Francesca Spinelli
07/05/2018
Prolonged discussions and disagreements between governments threaten the necessary reform of European rules on the right of asylum.
[…]As Elly Schlein (shadow rapporteur for the Progressive alliance of socialists and democrats) reminds us, MEPs have also “reinforced the fundamental and procedural rights of asylum seekers” and “eliminated the eligibility checks for asylum requests”, which would have created a filter “infringing on international law”. According to Maiani, another point which is “very positive on the conceptual level” is having broken, however gently, the “taboo of choice”, namely the idea that asylum seekers should not be able to decide where they would like their case to be examined. The Wikström report in fact recommends that asylum seekers who cannot demonstrate any connection with a given member state be transferred to a country chosen from among the four member states with the least burdened reception system.
According to the plans of the current Bulgarian presidency of the Council, member states should reach a common position on the reform by the end of June. Schlein deems “very worrying” the drafts which are circulating within the Council (two of which have recently been made public by Statewatch), “because they would represent a step backwards with respect to the already insufficient proposal of the Commission”.
While still in disagreement on various points, member states seem decided on placing the accent on controls and security, reinforcing sanctions against “insubordinate” asylum seekers and trusting entirely in the Council to manage crisis situations. The Dublin regulation would thus become, more than ever, a flexible instrument in the hands of member states, and not “a European structural response geared towards an equitable sharing of responsibility”, argues Schlein.

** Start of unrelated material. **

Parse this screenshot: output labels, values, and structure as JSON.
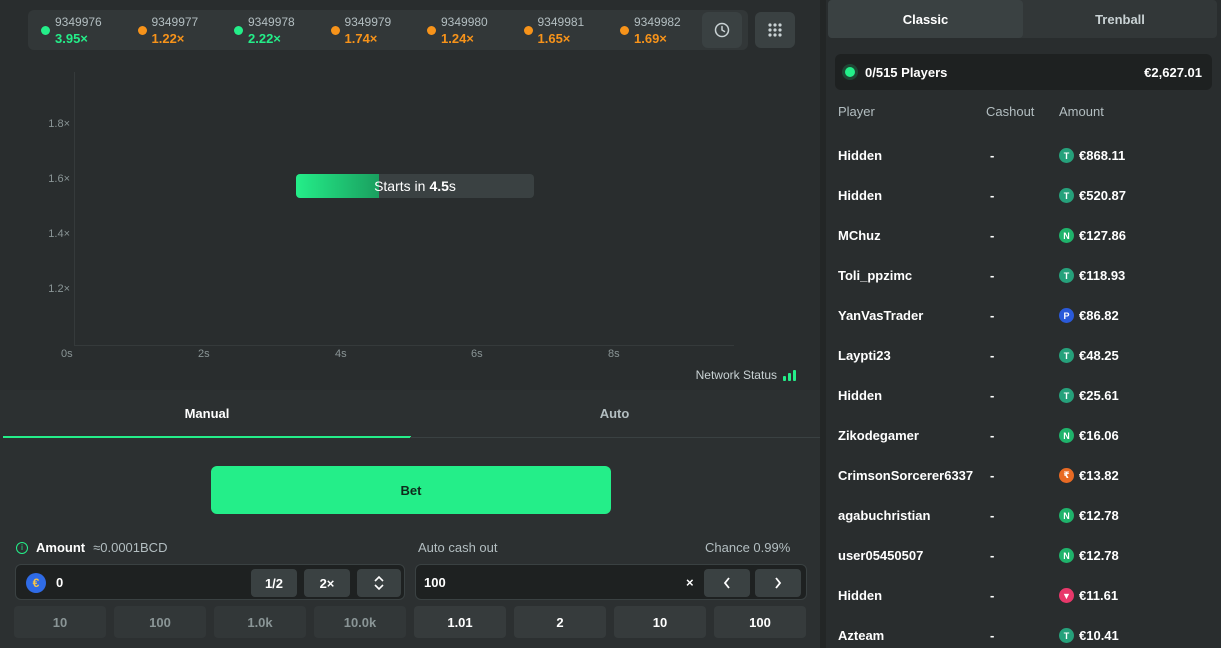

As shadow rapporteur, Schlein has to participate in negotiations with the Council and the Commission, but admits that such talks are not a foregone conclusion. “Member states continue to waste time, and before long the parliamentary mandate will have run out. The risk is that those governments which don’t want to hear any talk of solidarity or relocation are trying to make the reform slide. And on the other side, governments which want more ambitious changes, facing the risk of a detrimental reform, may not want to give in”. Schlein is also highly critical of Germany (“before the accord with Turkey they wanted an ambitious reform of Dublin, but then it must have slipped their mind”) and Macron (“as pro-European as he may be, on this reform he hasn’t changed France’s position”), and recognises that “there is some profiting from the current state of uncertainty in Italy”.